At the risk of taking anime too seriously, a part of the reason my fandom has endured for as many years as it has is the idea of “stickiness”. And yes, feel free to leave your perverted jokes in the comments (jerks.)
I had a schoolmate who explained to me once how he thought about “good” movies: there were movies which were well made, had high budgets, excellent cinematography and which were all-around entertaining and pleasing to watch. When you ask most people what they think a “good” movie is, they’ll often give you examples from this type. However, he explained, there was also a second type: these were the movies that you couldn’t live without. Movies that, after watching them, changed the way your viewed the world. American Beauty’s iconic plastic bag scene is an example of this. What does the plastic bag hold that, for example, District Nine doesn’t? Stickiness. Even if it’s just in the immediate afterglow of watching the movie, suddenly every leaf moving in the wind becomes beautiful to the point of pain. Moreover, the beauty is in the execution of this scene: it hits you, without warning. We’re completely unprepared for it, and are figuratively knocked backwards by it. When something is sticky, you don’t just see or hear it, somehow, you experience it.
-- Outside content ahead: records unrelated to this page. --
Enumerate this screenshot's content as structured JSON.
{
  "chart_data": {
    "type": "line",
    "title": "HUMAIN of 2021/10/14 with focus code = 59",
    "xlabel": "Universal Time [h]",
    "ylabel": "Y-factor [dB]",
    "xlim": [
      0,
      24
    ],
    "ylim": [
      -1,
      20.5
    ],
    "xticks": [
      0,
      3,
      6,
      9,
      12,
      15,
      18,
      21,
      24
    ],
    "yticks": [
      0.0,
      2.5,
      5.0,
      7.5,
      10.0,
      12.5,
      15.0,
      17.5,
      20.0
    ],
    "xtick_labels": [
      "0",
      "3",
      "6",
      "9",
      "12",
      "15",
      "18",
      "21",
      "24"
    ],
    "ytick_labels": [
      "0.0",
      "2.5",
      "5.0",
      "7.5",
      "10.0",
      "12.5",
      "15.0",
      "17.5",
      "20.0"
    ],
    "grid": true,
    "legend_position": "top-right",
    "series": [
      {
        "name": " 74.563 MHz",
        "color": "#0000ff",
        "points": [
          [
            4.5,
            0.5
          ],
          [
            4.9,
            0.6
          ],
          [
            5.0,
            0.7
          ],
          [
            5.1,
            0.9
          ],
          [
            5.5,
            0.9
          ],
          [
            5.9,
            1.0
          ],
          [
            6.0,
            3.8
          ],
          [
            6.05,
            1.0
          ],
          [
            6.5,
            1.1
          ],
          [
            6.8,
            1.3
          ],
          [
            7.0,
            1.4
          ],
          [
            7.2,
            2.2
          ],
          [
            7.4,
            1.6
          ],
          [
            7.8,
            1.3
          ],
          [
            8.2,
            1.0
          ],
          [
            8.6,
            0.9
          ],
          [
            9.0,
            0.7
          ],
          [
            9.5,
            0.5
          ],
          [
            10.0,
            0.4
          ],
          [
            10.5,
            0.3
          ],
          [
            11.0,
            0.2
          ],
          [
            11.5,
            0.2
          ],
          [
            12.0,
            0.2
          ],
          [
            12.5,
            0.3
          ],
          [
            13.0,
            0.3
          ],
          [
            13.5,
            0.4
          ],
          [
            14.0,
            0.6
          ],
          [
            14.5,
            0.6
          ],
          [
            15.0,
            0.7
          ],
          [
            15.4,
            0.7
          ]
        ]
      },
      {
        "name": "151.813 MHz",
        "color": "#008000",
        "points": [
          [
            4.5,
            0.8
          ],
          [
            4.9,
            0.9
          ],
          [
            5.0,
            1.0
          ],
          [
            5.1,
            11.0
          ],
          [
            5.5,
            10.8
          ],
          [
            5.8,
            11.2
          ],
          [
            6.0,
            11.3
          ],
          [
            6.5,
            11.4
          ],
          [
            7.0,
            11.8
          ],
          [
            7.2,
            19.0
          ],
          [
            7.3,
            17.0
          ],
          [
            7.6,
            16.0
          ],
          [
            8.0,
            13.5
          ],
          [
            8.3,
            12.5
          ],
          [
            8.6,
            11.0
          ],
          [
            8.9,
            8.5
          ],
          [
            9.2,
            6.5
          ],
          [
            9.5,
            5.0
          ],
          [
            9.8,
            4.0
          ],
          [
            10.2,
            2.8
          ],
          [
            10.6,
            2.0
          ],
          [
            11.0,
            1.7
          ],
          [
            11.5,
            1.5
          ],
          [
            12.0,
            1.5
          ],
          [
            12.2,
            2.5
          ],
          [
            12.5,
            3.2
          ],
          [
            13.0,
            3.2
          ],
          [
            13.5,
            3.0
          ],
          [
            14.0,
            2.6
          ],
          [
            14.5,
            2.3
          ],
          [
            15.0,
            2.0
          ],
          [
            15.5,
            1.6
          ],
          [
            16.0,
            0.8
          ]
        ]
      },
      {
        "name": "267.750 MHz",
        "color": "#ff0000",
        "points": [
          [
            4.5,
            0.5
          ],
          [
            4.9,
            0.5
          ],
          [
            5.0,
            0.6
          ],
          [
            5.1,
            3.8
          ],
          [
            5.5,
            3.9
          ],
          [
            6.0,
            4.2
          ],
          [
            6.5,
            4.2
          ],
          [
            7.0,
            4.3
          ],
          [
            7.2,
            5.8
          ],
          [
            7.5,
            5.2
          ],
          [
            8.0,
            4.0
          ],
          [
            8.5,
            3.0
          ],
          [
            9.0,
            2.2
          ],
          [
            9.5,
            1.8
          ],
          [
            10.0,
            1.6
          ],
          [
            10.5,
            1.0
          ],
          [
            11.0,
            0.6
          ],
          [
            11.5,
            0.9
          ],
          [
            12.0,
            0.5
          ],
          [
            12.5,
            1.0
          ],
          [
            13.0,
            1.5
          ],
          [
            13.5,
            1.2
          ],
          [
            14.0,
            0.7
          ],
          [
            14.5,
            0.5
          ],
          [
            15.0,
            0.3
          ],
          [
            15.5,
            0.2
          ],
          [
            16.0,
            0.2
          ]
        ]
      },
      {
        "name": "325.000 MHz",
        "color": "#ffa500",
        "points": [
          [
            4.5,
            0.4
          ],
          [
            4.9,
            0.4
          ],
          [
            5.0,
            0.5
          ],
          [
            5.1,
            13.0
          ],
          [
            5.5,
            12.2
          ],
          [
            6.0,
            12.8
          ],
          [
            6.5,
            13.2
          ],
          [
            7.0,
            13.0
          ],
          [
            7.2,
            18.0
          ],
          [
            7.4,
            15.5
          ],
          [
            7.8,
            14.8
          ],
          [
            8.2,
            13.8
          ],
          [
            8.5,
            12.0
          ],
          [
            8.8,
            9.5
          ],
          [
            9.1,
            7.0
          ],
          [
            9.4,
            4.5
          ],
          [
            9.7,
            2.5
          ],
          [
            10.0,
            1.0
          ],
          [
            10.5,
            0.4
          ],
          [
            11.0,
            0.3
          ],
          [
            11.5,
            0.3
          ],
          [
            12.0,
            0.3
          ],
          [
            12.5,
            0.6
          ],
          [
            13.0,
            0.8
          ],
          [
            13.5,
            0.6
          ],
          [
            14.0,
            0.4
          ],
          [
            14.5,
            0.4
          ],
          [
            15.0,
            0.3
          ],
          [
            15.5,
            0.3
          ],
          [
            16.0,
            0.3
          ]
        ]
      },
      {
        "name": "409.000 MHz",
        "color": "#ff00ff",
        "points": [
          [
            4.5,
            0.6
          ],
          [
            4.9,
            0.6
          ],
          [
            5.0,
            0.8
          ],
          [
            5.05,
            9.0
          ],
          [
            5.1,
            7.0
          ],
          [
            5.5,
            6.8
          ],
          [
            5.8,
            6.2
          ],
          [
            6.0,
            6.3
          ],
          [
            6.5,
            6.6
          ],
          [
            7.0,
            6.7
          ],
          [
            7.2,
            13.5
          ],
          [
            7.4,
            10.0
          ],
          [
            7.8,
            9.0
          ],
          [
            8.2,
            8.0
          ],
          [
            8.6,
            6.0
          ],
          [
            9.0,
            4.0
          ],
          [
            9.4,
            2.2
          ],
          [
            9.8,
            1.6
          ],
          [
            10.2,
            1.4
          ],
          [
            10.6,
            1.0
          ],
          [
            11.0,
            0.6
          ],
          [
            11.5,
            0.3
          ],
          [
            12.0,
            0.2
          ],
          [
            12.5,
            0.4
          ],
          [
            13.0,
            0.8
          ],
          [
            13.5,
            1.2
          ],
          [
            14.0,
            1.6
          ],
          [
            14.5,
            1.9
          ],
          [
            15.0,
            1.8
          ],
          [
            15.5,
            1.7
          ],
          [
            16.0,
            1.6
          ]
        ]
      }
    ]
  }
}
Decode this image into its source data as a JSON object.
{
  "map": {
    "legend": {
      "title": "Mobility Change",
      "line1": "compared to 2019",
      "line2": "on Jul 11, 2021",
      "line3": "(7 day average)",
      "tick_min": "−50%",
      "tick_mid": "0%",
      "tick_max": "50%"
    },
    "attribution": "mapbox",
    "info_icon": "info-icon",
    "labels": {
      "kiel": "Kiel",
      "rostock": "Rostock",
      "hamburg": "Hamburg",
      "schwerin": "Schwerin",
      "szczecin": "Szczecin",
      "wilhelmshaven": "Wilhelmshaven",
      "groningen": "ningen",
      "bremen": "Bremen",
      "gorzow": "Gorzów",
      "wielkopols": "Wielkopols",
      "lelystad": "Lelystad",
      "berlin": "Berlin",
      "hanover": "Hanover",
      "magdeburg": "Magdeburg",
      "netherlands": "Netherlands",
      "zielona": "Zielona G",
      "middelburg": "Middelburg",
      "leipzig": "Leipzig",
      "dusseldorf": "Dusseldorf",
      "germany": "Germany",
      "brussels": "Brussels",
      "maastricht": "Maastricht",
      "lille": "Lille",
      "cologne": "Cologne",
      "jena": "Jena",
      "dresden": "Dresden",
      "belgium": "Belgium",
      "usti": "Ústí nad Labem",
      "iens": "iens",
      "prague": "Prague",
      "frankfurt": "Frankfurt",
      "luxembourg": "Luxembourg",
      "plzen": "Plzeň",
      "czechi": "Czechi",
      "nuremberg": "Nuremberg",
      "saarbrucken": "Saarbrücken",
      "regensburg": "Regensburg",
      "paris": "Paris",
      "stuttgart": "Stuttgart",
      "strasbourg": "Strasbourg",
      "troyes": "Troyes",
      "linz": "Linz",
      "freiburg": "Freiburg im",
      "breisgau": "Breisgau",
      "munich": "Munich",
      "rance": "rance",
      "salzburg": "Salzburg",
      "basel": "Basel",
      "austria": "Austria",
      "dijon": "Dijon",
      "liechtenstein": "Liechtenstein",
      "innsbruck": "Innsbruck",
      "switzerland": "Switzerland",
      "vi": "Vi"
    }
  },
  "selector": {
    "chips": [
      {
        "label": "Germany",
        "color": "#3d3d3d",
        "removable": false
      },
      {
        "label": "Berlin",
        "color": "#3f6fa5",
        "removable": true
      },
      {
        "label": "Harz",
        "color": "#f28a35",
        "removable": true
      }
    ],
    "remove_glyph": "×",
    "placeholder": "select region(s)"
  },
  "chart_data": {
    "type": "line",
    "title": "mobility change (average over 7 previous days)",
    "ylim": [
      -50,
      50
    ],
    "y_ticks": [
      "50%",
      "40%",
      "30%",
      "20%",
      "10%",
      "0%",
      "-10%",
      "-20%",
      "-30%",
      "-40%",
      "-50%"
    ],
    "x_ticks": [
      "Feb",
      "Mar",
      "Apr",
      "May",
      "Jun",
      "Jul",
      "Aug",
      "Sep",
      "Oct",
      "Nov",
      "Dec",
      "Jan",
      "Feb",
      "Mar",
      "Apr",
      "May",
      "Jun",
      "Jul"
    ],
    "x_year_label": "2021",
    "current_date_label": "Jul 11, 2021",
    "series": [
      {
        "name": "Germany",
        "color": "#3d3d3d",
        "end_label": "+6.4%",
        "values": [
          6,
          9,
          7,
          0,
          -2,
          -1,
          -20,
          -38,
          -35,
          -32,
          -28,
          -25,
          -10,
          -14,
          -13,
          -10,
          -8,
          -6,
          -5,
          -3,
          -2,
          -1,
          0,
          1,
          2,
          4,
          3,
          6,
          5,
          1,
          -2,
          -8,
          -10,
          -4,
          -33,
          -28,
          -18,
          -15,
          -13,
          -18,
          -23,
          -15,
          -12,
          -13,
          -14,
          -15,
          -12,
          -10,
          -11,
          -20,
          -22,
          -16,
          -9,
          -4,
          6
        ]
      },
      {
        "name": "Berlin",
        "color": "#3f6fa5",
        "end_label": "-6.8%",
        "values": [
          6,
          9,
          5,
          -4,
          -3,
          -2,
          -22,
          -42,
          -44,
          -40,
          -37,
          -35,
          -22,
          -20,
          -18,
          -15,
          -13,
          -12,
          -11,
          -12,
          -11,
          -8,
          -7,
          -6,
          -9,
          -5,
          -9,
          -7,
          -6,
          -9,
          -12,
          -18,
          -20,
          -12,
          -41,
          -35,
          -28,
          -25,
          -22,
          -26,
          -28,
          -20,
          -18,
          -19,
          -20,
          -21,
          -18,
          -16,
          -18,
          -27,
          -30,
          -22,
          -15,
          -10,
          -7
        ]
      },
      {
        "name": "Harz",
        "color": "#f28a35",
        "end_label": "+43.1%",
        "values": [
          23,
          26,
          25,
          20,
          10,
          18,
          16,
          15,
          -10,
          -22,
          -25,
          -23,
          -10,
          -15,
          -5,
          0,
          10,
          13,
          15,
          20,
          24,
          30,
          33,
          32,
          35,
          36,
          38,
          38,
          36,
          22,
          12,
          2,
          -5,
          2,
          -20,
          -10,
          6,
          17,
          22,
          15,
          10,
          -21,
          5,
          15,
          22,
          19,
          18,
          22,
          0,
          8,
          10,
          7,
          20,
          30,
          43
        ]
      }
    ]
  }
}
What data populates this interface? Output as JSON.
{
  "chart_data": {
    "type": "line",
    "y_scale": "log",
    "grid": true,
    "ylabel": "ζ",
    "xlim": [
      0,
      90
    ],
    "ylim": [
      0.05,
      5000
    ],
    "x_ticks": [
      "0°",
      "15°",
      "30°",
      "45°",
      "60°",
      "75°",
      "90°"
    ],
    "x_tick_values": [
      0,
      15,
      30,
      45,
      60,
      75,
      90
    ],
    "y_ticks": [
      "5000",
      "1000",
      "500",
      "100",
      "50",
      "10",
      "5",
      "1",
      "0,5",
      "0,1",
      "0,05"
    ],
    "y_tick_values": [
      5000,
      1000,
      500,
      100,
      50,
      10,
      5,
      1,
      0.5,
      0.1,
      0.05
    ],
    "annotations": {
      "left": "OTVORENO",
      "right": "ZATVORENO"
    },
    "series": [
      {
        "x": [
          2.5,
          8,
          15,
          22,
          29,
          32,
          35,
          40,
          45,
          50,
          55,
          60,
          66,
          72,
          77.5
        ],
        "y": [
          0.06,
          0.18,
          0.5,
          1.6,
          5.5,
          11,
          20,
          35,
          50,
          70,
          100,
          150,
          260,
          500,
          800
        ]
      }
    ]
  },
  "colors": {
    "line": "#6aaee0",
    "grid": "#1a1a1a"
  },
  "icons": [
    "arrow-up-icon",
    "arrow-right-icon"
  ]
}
Admittedly, I came to Macross Plus rather late in my anime career (only last year) – but undoubtedly it was sticky. The first scenes are nothing short of enchanting, but what ultimately stays with you is the entirely human story: the characters have all given up childhood dreams of some sort – only to realize, in their hollow adult lives, how deep a part of them those dreams were. The resonance – and the extreme sorrow – of this situation is one any adult realizes, eventually: that the true promise of adulthood isn’t the realization of dreams, but the gradual shedding of them, until all that’s left is routine and draining. This is the part of Macross Plus that sticks with us. The reminder of sorrow, and what we’ve lost. And, as we hear the haunting opening, see the icons the OVA presents us, we’re transported back to those emotions, and to the times in our own lives where we’ve felt similar.
When you think on it, the ability for a static media – moving images – to grip you so deeply that a mere few notes in a song, or a simple image evokes so much is amazing. You have no part in this experience other than to be the conduit of emotions – no control. This is why anime like Macross Plus are important – and why the idea of “stickiness” is a something all creators strive for.